In the first episode, Cross notes, the audience meets Allie but only begins “the process of revealing Margot. We find out a little more about who this woman is and indeed what she’s capable of in each episode.”

“The novel satirizes what is Allie’s blind unknowing colonialism and a satire on his own racism, and that stuff does not, cannot translate to the screen,” he continues. “In the novel, Allie Fox bestrides his small world like a colossus and dominates it entirely. That Allie Fox is an avatar really of that Whole Earth Catalog generation of libertarian hippies who came up with the revolutionaries in the late ’60s, and for their troubles they were rewarded with the extended war in Vietnam and Nixon and the oil shock and the loss of American manufacturing jobs to foreign climes, and existed in the great looming shadow of Reaganomics in the 1980s. And those circumstances don’t pertain any longer.

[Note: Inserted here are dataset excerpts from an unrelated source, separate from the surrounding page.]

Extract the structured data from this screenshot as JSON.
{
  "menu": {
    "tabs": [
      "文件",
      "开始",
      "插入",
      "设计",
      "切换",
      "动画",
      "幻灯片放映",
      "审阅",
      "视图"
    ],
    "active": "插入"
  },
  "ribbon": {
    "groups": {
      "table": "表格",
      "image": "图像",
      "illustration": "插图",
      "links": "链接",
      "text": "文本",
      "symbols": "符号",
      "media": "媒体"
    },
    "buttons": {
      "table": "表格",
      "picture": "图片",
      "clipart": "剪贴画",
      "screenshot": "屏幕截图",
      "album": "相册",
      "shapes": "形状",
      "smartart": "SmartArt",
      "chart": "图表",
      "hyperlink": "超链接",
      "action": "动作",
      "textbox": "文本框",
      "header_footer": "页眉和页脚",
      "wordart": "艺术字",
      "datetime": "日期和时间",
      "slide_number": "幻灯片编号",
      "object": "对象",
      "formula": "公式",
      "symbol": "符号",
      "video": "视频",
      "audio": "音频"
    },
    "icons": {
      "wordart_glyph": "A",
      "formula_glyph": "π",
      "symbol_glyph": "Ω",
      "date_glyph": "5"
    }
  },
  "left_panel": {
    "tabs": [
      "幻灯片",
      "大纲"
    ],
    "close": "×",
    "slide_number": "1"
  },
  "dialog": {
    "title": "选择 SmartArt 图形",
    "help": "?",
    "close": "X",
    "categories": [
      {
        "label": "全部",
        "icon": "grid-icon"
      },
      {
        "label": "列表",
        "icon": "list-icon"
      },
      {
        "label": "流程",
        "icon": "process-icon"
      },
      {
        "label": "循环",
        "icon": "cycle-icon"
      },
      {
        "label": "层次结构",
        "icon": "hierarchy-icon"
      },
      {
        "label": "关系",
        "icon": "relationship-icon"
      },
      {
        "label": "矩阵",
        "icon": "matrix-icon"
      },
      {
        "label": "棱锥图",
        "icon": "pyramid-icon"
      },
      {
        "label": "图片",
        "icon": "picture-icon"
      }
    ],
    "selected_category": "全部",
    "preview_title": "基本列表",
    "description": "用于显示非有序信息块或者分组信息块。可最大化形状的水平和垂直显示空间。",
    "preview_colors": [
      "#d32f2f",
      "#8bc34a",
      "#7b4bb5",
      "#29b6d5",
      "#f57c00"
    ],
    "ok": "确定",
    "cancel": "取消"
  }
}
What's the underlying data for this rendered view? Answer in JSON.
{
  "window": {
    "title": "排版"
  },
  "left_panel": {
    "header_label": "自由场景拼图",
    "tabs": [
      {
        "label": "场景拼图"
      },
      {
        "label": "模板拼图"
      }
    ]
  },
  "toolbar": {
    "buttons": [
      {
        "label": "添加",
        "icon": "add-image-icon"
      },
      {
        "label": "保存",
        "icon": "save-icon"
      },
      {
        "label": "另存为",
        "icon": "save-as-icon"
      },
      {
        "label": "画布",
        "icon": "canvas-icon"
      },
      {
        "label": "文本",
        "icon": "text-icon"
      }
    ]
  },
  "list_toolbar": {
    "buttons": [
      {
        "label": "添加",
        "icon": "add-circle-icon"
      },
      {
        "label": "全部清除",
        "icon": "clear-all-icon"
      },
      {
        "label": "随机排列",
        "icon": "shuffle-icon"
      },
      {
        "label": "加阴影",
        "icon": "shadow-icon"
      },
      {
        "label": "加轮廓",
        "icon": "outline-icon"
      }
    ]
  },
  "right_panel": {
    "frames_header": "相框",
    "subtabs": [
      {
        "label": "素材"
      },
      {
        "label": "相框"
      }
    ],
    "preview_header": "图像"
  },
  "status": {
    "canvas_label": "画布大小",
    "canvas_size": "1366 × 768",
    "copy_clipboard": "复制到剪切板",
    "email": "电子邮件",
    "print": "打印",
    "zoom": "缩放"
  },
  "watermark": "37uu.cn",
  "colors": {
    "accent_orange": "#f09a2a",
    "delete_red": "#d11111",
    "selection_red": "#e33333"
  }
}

So, the single biggest job that I had to do was think, ‘OK if we’re taking that guy Allie Fox out of his original historical context and putting him in the now, who would that guy be now — and who on Earth is going to marry that man?'”

The answer is a woman who is a true partner for Allie, Theroux says. Although the couple’s backstory — including why they feel they have to be on the run — is unknown to the audience at the start of the show, Justin Theroux and George had the answers. This helped them formulate their on-screen relationship and find a way to depict that their decisions were mutual, rather than Allie steamrolling everyone, as in the novel.

And so too do Allie and Margot’s children have to make tough calls and showcase what they are truly capable of as episodes unfold. Dina starts off a seemingly typical teenager who has a boyfriend and is hiding a cell phone from her father so she can communicate with him. Charlie, on the other hand, is younger and seems to idolize his father more. They both will have to decide for themselves how far they’ll go to stay with their parents and keep the family unit safe when they are on the run.

“Frankly, the children, oftentimes, are making the most adult decisions and are the most clear-eyed,” says Theroux. The irony, he points out, is that although Dina is the one who is more “disenchanted” with Allie, she “is probably the most like him.”

What both Cross and Theroux say they wanted to fiercely protect and carry through from book page to script page to screen was the character of Allie, his ideology and his “sense of adventure and wanderlust that he has to go strike out and find his Shangri-La for his family,” says Theroux.

Theroux calls his character an antihero and notes that he is “by turns charismatic and also infuriating.” Although everything he is doing for his family is out of love for them — and his sense of disappointment in America — he’s only “an optimist who’s improvising.” He doesn’t resort to violent methods, he doesn’t lie, and he always “makes good on his promises” — even if “it’s not necessarily how he pitches it, it’s not how they imagined it, it’s not how he imagined it either, but the facts in a court of law — success.” Still, a lot of his actions put himself and his family in harm’s way, even if unintentionally.

“We are able to chart the progress, and arguably decay, of Allie’s emotional and mental state,” Cross says of the series.

Over the course of the first seven episodes, as the Fox family journeys to and through Mexico, there is still the question of where they may end up. Allie does tell them he wants them to get on a boat. But just how long it takes for them to reach the titular Mosquito Coast — if they even do in this version of the story — remains to be seen, should the series get renewed for subsequent seasons.

“The thing that I look forward to, and I hope we get to some version of, is him finding the Shangri-La,” Theroux says of Allie. “The things I like most in the movie are when they have that essentially a sort of Robinson Crusoe-style living situation where you can walk out in the morning and pick a mango off a tree and there’s lunch. I do want them to have a respite at some point where they enjoy themselves and reconnect as a family. But it’s going to be difficult.”

“The Mosquito Coast” premieres April 30 on Apple TV Plus.